Dass die Janukowitsch-Seite professionelle Sniper hatte und Menschen gezielt getötet hat, steht fest. Wenn die Schützen im Rücken der Opposition auch Janukowitsch-Scharfschützen waren: Warum kannten sie ihre Kollegen im Funkverkehr nicht? Wie sind sie durch die Reihen der Opposition ins Hotel Ukraina gelangt? Und: Warum stehen sie nicht unter Anklage? Wenn die Schützen aus den Reihen der radikalen Opposition kamen: Woher kam ihre professionelle Ausbildung? Wurden Profis eingekauft? Warum haben sie auf ihre eigenen Leute geschossen? Aus Versehen? Um Chaos zu säen? Ich habe noch viel zu viele offene Fragen, um in diesem Punkt auch nur eine Vermutung zu äußern.
: Zum Schluss Ihres Beitrags heißt es: "Möglicherweise gibt es auch noch andere Kräfte, die an den Schießereien beteiligt waren." Was meinen Sie damit?
Stephan Stuchlik: Ich kann beim jetzigen Stand unserer Recherchen nicht ausschließen, dass neben Janukowitsch-Schützen möglicherweise die viel zitierte "dritte Seite" an den Schießereien beteiligt war.
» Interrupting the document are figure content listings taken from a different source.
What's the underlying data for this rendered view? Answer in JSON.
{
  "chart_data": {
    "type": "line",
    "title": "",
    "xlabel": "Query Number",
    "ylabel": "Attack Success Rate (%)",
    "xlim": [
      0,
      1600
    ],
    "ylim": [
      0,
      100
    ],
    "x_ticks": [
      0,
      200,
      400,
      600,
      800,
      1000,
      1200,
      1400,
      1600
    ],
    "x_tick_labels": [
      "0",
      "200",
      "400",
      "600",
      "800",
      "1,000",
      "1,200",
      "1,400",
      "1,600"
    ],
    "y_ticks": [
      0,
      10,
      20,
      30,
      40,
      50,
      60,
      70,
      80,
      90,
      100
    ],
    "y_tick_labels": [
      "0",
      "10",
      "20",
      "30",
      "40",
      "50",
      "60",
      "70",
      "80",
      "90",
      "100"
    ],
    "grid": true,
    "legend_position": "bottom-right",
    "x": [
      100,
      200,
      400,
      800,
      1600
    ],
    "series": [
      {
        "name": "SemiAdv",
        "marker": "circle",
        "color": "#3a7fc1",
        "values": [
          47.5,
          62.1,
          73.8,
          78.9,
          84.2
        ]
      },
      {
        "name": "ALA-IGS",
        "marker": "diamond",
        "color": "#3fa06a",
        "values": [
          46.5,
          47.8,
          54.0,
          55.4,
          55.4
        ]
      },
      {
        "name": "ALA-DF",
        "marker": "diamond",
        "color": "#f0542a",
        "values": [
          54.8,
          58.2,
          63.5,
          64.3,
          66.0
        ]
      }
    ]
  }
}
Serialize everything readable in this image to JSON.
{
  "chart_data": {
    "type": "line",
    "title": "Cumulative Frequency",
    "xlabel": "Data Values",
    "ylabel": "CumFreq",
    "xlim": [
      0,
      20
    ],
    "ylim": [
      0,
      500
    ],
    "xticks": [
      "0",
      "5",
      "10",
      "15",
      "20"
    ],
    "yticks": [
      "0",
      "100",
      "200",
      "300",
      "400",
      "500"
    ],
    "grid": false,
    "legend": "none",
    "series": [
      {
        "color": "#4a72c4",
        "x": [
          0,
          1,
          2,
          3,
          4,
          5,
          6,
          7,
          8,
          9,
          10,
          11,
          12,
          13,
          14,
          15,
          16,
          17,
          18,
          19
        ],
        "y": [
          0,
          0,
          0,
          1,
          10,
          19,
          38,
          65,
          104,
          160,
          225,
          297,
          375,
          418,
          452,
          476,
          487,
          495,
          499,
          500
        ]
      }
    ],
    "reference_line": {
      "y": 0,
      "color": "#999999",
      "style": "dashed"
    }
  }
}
Gucken Sie auf die einschlägigen Internetforen, wer da alles angeführt wird: die Russen, die Georgier, die Briten, die USA. Zu allen diesen Tatversionen gibt es Erklärungsmodelle. Man kann so eine Beteiligung nicht ins Reich der Fabeln verweisen, dafür waren die Ereignisse in Kiew weltpolitisch zu bedeutsam. Um ganz ehrlich zu sein: Es ist vor allem die Tatsache, dass die Generalstaatsanwaltschaft im Interview mit uns so eine Möglichkeit kategorisch ausschließt, die mich darüber nachdenken lässt.
Bleiben Sie an dem Thema dran?
Stephan Stuchlik: Bei der Wichtigkeit des Themas, bei der vielen mühsamen Arbeit, die wir investiert haben, erübrigt sich diese Frage beinahe. Natürlich machen wir weiter, denn die endgültige Antwort auf die Frage: "Wer hat da eigentlich geschossen?" haben wir im Gegensatz zur Generalstaatsanwaltschaft noch nicht gefunden.